1、配置环境:macOS Sierra 10.12.6
jdk: : java version "1.8.0_131"
maven : Apache Maven 3.5.0
scala : Scala 2.12.2
mysql. : Server version: 5.7.18 MySQL Community Server
ssh无密码登录配置完成
2、包下载:
apache-flume-1.7.0-bin.tar
apache-hive-2.3.0-bin.tar
apache-mahout-distribution-0.13.0.tar
hadoop-2.8.1.tar
hbase-1.3.1-bin.tar
kafka_2.12-0.11.0.0.tar
pig-0.17.0.tar
spark-2.2.0-bin-hadoop2.7.tar
sqoop-1.99.7-bin-hadoop200.tar
sqoop-1.99.7.tar
zookeeper-3.4.9.tar
3、Hadoop伪分布配置
3.1 在用户主目录下创建Hadoop/目录,将解压后的hadoop-2.8.1移动到该目录下
cd ~
mkdir Hadoop/
mv ~/Downloads/hadoop-2.8.1 ~/Hadoop/
3.2 配置hdfs-site.xml
cd ~/Hadoop/hadoop-2.8.1/etc/hadoop
vi hdfs-site.xml
添加内容如下:
<configuration>
<property>
<name>dfs.replication</name>
<value>1</value>
</property>
<property>
<name>dfs.namenode.name.dir</name>
<value>/Users/hwg/Hadoop/hadoop-2.8.1/dfs/name</value>
</property>
<property>
<name>dfs.datanode.data.dir</name>
<value>/Users/hwg/Hadoop/hadoop-2.8.1/dfs/data</value>
</property>
<property>
<name>dfs.permissions</name>
<value>true</value>
<description>'true'打开权限,'false'关闭权限</description>
</property>
</configuration>
3.3 更改hadoop-env.sh
cd ~/Hadoop/hadoop-2.8.1/etc/hadoop
vi hadoop-env.sh
修改JDK配置:
# The java implementation to use.
export JAVA_HOME="/Library/Java/JavaVirtualMachines/jdk1.8.0_131.jdk/Contents/Home"

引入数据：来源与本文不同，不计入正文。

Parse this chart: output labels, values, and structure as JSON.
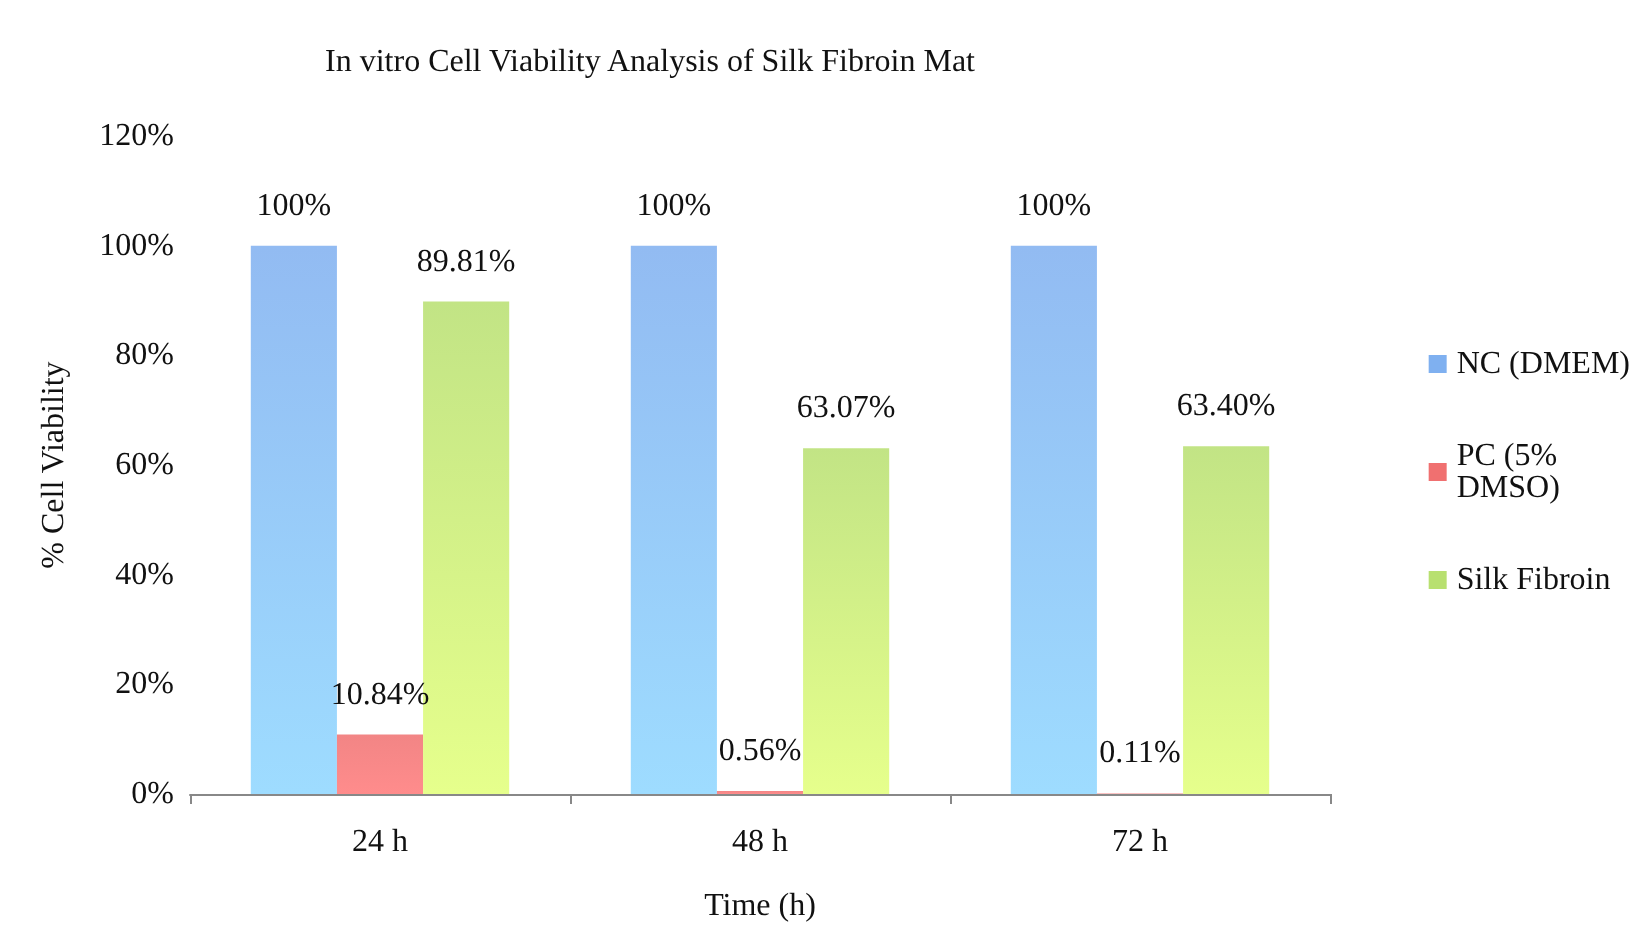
{
  "chart_data": {
    "type": "bar",
    "title": "In vitro Cell Viability Analysis of Silk Fibroin Mat",
    "xlabel": "Time (h)",
    "ylabel": "% Cell Viability",
    "categories": [
      "24 h",
      "48 h",
      "72 h"
    ],
    "series": [
      {
        "name": "NC (DMEM)",
        "color": "#7fb0f0",
        "values": [
          100,
          100,
          100
        ],
        "value_labels": [
          "100%",
          "100%",
          "100%"
        ]
      },
      {
        "name": "PC (5% DMSO)",
        "color": "#f07070",
        "values": [
          10.84,
          0.56,
          0.11
        ],
        "value_labels": [
          "10.84%",
          "0.56%",
          "0.11%"
        ]
      },
      {
        "name": "Silk Fibroin",
        "color": "#b8e070",
        "values": [
          89.81,
          63.07,
          63.4
        ],
        "value_labels": [
          "89.81%",
          "63.07%",
          "63.40%"
        ]
      }
    ],
    "ylim": [
      0,
      120
    ],
    "yticks": [
      {
        "value": 0,
        "label": "0%"
      },
      {
        "value": 20,
        "label": "20%"
      },
      {
        "value": 40,
        "label": "40%"
      },
      {
        "value": 60,
        "label": "60%"
      },
      {
        "value": 80,
        "label": "80%"
      },
      {
        "value": 100,
        "label": "100%"
      },
      {
        "value": 120,
        "label": "120%"
      }
    ],
    "grid": false,
    "legend": "right"
  }
}
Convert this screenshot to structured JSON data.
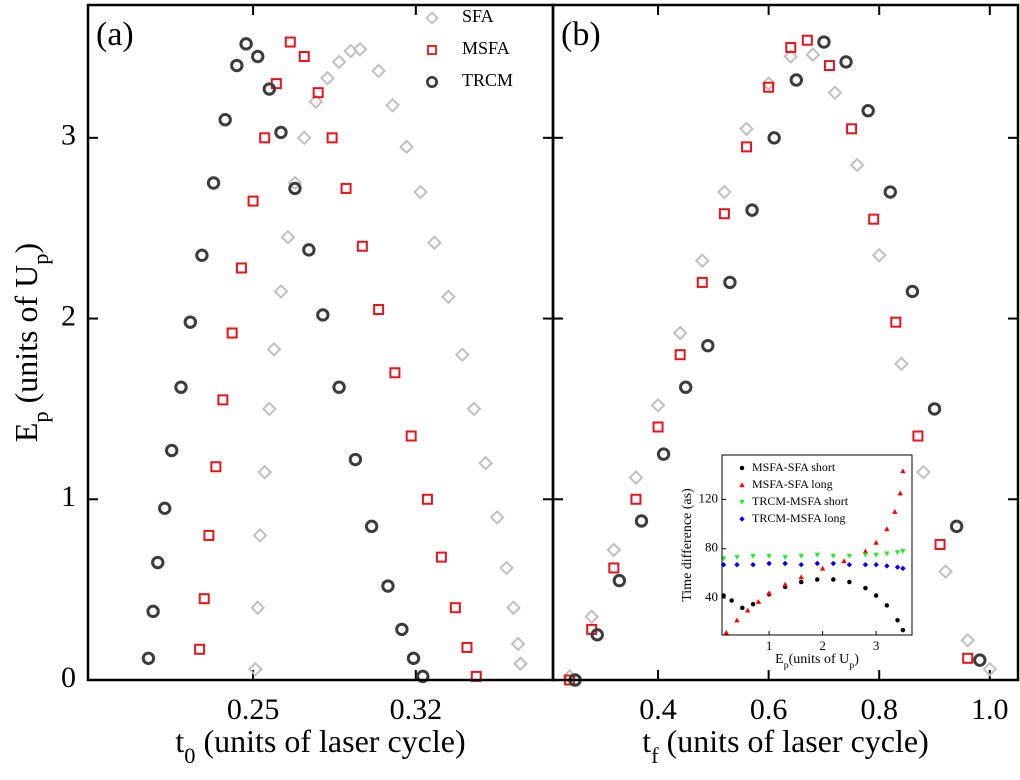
{
  "chart_data": [
    {
      "type": "scatter",
      "panel_label": "(a)",
      "xlabel": [
        "t",
        "0",
        " (units of laser cycle)"
      ],
      "ylabel": [
        "E",
        "p",
        " (units of U",
        "p",
        ")"
      ],
      "xlim": [
        0.179,
        0.379
      ],
      "ylim": [
        0,
        3.735
      ],
      "xticks": [
        0.25,
        0.32
      ],
      "yticks": [
        0,
        1,
        2,
        3
      ],
      "legend": "upper right",
      "series": [
        {
          "name": "SFA",
          "color": "#c0c0c0",
          "marker": "diamond",
          "x": [
            0.251,
            0.252,
            0.253,
            0.255,
            0.257,
            0.259,
            0.262,
            0.265,
            0.268,
            0.272,
            0.277,
            0.282,
            0.287,
            0.292,
            0.296,
            0.304,
            0.31,
            0.316,
            0.322,
            0.328,
            0.334,
            0.34,
            0.345,
            0.35,
            0.355,
            0.359,
            0.362,
            0.364,
            0.365
          ],
          "values": [
            0.06,
            0.4,
            0.8,
            1.15,
            1.5,
            1.83,
            2.15,
            2.45,
            2.75,
            3.0,
            3.2,
            3.33,
            3.42,
            3.48,
            3.49,
            3.37,
            3.18,
            2.95,
            2.7,
            2.42,
            2.12,
            1.8,
            1.5,
            1.2,
            0.9,
            0.62,
            0.4,
            0.2,
            0.09
          ]
        },
        {
          "name": "MSFA",
          "color": "#e8141b",
          "marker": "square",
          "x": [
            0.227,
            0.229,
            0.231,
            0.234,
            0.237,
            0.241,
            0.245,
            0.25,
            0.255,
            0.26,
            0.266,
            0.272,
            0.278,
            0.284,
            0.29,
            0.297,
            0.304,
            0.311,
            0.318,
            0.325,
            0.331,
            0.337,
            0.342,
            0.346
          ],
          "values": [
            0.17,
            0.45,
            0.8,
            1.18,
            1.55,
            1.92,
            2.28,
            2.65,
            3.0,
            3.3,
            3.53,
            3.45,
            3.25,
            3.0,
            2.72,
            2.4,
            2.05,
            1.7,
            1.35,
            1.0,
            0.68,
            0.4,
            0.18,
            0.02
          ]
        },
        {
          "name": "TRCM",
          "color": "#3c3c3c",
          "marker": "circle",
          "x": [
            0.205,
            0.207,
            0.209,
            0.212,
            0.215,
            0.219,
            0.223,
            0.228,
            0.233,
            0.238,
            0.243,
            0.247,
            0.252,
            0.257,
            0.262,
            0.268,
            0.274,
            0.28,
            0.287,
            0.294,
            0.301,
            0.308,
            0.314,
            0.319,
            0.323
          ],
          "values": [
            0.12,
            0.38,
            0.65,
            0.95,
            1.27,
            1.62,
            1.98,
            2.35,
            2.75,
            3.1,
            3.4,
            3.52,
            3.45,
            3.27,
            3.03,
            2.72,
            2.38,
            2.02,
            1.62,
            1.22,
            0.85,
            0.52,
            0.28,
            0.12,
            0.02
          ]
        }
      ]
    },
    {
      "type": "scatter",
      "panel_label": "(b)",
      "xlabel": [
        "t",
        "f",
        " (units of laser cycle)"
      ],
      "xlim": [
        0.21,
        1.051
      ],
      "ylim": [
        0,
        3.735
      ],
      "xticks": [
        0.4,
        0.6,
        0.8,
        {
          "value": 1.0,
          "label": "1.0"
        }
      ],
      "yticks": [
        0,
        1,
        2,
        3
      ],
      "series": [
        {
          "color": "#c0c0c0",
          "marker": "diamond",
          "x": [
            0.24,
            0.28,
            0.32,
            0.36,
            0.4,
            0.44,
            0.48,
            0.52,
            0.56,
            0.6,
            0.64,
            0.68,
            0.72,
            0.76,
            0.8,
            0.84,
            0.88,
            0.92,
            0.96,
            1.0
          ],
          "values": [
            0.02,
            0.35,
            0.72,
            1.12,
            1.52,
            1.92,
            2.32,
            2.7,
            3.05,
            3.3,
            3.45,
            3.46,
            3.25,
            2.85,
            2.35,
            1.75,
            1.15,
            0.6,
            0.22,
            0.06
          ]
        },
        {
          "color": "#e8141b",
          "marker": "square",
          "x": [
            0.24,
            0.28,
            0.32,
            0.36,
            0.4,
            0.44,
            0.48,
            0.52,
            0.56,
            0.6,
            0.64,
            0.67,
            0.71,
            0.75,
            0.79,
            0.83,
            0.87,
            0.91,
            0.96
          ],
          "values": [
            0.0,
            0.28,
            0.62,
            1.0,
            1.4,
            1.8,
            2.2,
            2.58,
            2.95,
            3.28,
            3.5,
            3.54,
            3.4,
            3.05,
            2.55,
            1.98,
            1.35,
            0.75,
            0.12
          ]
        },
        {
          "color": "#3c3c3c",
          "marker": "circle",
          "x": [
            0.25,
            0.29,
            0.33,
            0.37,
            0.41,
            0.45,
            0.49,
            0.53,
            0.57,
            0.61,
            0.65,
            0.7,
            0.74,
            0.78,
            0.82,
            0.86,
            0.9,
            0.94,
            0.982
          ],
          "values": [
            0.0,
            0.25,
            0.55,
            0.88,
            1.25,
            1.62,
            1.85,
            2.2,
            2.6,
            3.0,
            3.32,
            3.53,
            3.42,
            3.15,
            2.7,
            2.15,
            1.5,
            0.85,
            0.11
          ]
        }
      ]
    },
    {
      "type": "scatter",
      "xlabel": [
        "E",
        "p",
        "(units of U",
        "p",
        ")"
      ],
      "ylabel": [
        "Time difference (as)"
      ],
      "xlim": [
        0.12,
        3.67
      ],
      "ylim": [
        10,
        156
      ],
      "xticks": [
        1,
        2,
        3
      ],
      "yticks": [
        40,
        80,
        120
      ],
      "legend": "upper left",
      "series": [
        {
          "name": "MSFA-SFA short",
          "color": "#000000",
          "marker": "dot",
          "x": [
            0.15,
            0.3,
            0.5,
            0.7,
            1.0,
            1.3,
            1.6,
            1.9,
            2.2,
            2.5,
            2.8,
            3.0,
            3.2,
            3.4,
            3.5
          ],
          "values": [
            42,
            38,
            32,
            35,
            43,
            49,
            53,
            55,
            55,
            53,
            48,
            42,
            34,
            22,
            14
          ]
        },
        {
          "name": "MSFA-SFA long",
          "color": "#ff0000",
          "marker": "triangle-up",
          "x": [
            0.2,
            0.4,
            0.6,
            0.8,
            1.0,
            1.3,
            1.6,
            2.0,
            2.4,
            2.8,
            3.0,
            3.2,
            3.35,
            3.45,
            3.5
          ],
          "values": [
            12,
            22,
            30,
            37,
            44,
            51,
            57,
            64,
            70,
            78,
            85,
            96,
            110,
            125,
            143
          ]
        },
        {
          "name": "TRCM-MSFA short",
          "color": "#22ee22",
          "marker": "triangle-down",
          "x": [
            0.15,
            0.4,
            0.7,
            1.0,
            1.3,
            1.6,
            1.9,
            2.2,
            2.5,
            2.8,
            3.0,
            3.2,
            3.4,
            3.5
          ],
          "values": [
            72,
            73,
            74,
            74,
            73,
            74,
            75,
            74,
            74,
            75,
            75,
            76,
            77,
            78
          ]
        },
        {
          "name": "TRCM-MSFA long",
          "color": "#0000ee",
          "marker": "diamond-fill",
          "x": [
            0.15,
            0.4,
            0.7,
            1.0,
            1.3,
            1.6,
            1.9,
            2.2,
            2.5,
            2.8,
            3.0,
            3.2,
            3.4,
            3.5
          ],
          "values": [
            67,
            67,
            67,
            68,
            68,
            67,
            68,
            68,
            67,
            67,
            67,
            66,
            65,
            64
          ]
        }
      ]
    }
  ]
}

3.4 修改core-site.xmlcd ~/Hadoop/hadoop-2.8.1/etc/hadoop
vi core-site.sh
添加配置:
<configuration>
<property>
<name>hadoop.tmp.dir</name>
<value>/Users/hwg/Documents/apache/hadoop-2.8.1/hadoop_tmp</value>
<description>A base for other temporary directories.</description>
</property>
<property>
<name>fs.default.name</name>
<value>hdfs://localhost:9000</value>
</property>
<property>
<name>mapred.job.tracker</name>
<value>hdfs://localhost:9001</value>
</property>
<property>
<name>dfs.replication</name>
<value>1</value>
</property>
</configuration>
3.5 配置mapred-site.xml
cd ~/Hadoop/hadoop-2.8.1/etc/hadoop
cp mapred-site.xml.template mapred-site.xml
vi mapred-site.xml
添加配置如下:
<configuration>
<property>
<name>mapred.job.tracker</name>
<value>localhost:9001</value>
</property>
</configuration>
3.6 启动Hadoop
~/Hadoop/hadoop-2.8.1/bin/hadoop namenode -format
~/Hadoop/hadoop-2.8.1/sbin/start-all.sh
如果没有报错,使用jps查看运行状态
13760 NodeManager
13686 ResourceManager
13591 SecondaryNameNode
13435 NameNode
13503 DataNode
4、HIVE配置
4.1 元数据库配置
我使用本地MySQL作为HIVE元数据库
安装完成后,登入 mysql -u root
创建用户 mysql> create user 'hive' identified by '123456';
授权 mysql> grant all on *.* to 'hive'@'%' identified by '123456';
mysql> grant all on *.* to 'hive'@'localhost' identified by '123456';
创建元数据库 mysql> create database metastore;
初始化 ~/Hadoop/apache-hive-2.3.0-bin/bin/schematool -initSchema --dbType mysql
4.2 hive-site.xml配置
cd ~/Hadoop/apache-hive-2.3.0-bin/conf
cp hive-default.xml.template hive-site.xml
vi hive-site.xml
以下几项需要修改:
<property>
<name>javax.jdo.option.ConnectionURL</name>
<value>jdbc:mysql://localhost:3306/metastore?characterEncoding=UTF-8
</value>
<description>
JDBC connect string for a JDBC metastore.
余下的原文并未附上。